Voter ID solves those problems at the ballot box. The volunteers sitting behind the desk aren't cross-checking obituaries or all elections in a state. You know that, so why did you say all that?

> voter fraud is incredibly rare in practice.

Why do you think that? After the last election, we saw video evidence of people being bused across state lines to vote where they weren't registered. That's just one example.

> Additionally all of those checks actually open up more avenues for hackers or less honest individuals to take advantage of said systems.

How would requiring photo ID matching that on the list of registered voters open up more avenues for attack? It's an additional form of authentication.

> For example dropping a bunch of people off of voter rolls to ensure that they have trouble voting or can't meet the deadline, mistakenly registering people as deceased and so forth.

What does requiring photo ID have to do with those forms of attack? Those can be done right now, without requiring photo ID. Why are you confusing the discussion with irrelevant issues?

> I think your assertion seems more knee-jerk than the person you're responding to.
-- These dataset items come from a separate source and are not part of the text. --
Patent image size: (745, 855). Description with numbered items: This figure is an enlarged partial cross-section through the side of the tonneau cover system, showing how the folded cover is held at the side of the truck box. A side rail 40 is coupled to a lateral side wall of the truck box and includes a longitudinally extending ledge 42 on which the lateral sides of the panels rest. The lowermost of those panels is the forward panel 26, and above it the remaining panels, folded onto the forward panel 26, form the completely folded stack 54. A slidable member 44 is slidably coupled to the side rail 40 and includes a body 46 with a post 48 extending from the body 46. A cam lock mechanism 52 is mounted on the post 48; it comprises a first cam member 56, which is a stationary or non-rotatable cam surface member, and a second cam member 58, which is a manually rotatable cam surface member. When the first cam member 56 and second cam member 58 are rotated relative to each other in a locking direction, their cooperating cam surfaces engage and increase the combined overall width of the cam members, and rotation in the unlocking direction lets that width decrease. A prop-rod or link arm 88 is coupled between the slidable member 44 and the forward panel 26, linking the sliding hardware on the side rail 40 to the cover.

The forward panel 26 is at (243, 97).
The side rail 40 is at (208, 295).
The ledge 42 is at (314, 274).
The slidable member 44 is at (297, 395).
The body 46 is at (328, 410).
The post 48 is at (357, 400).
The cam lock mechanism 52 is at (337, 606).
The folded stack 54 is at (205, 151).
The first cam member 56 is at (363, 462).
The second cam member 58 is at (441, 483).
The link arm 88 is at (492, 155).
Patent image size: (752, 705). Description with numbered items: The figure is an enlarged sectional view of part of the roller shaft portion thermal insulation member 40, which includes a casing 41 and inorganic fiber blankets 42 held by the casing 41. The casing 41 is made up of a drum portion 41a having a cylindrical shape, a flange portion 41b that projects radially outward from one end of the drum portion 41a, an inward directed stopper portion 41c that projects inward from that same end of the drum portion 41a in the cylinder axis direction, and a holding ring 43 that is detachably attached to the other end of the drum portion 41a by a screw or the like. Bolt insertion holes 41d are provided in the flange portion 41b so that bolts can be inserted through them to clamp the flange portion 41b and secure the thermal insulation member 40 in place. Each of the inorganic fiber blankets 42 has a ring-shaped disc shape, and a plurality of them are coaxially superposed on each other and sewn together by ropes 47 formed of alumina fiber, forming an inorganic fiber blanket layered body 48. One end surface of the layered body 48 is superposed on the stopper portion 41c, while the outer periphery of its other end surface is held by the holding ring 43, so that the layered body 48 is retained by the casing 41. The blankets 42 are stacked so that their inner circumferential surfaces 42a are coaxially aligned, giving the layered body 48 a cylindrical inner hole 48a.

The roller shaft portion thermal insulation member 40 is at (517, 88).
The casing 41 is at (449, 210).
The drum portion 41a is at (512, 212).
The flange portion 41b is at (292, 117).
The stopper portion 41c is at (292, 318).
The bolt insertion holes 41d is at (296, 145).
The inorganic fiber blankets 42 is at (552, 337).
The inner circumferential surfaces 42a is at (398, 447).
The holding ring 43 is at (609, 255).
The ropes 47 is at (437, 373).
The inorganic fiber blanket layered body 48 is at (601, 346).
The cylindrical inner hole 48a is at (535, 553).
Actually, your comment is the most knee-jerk in this thread so far. You've put words in my mouth and torn down a bunch of strawmen. You've identified me as an enemy when I haven't even advocated for one side or the other. All I'm doing is making logical observations. If you disagree with those observations, by all means, show me why.


To be honest, Voter ID addresses a made up problem. Search for wikipedia for 'Voter ID laws in the United States'.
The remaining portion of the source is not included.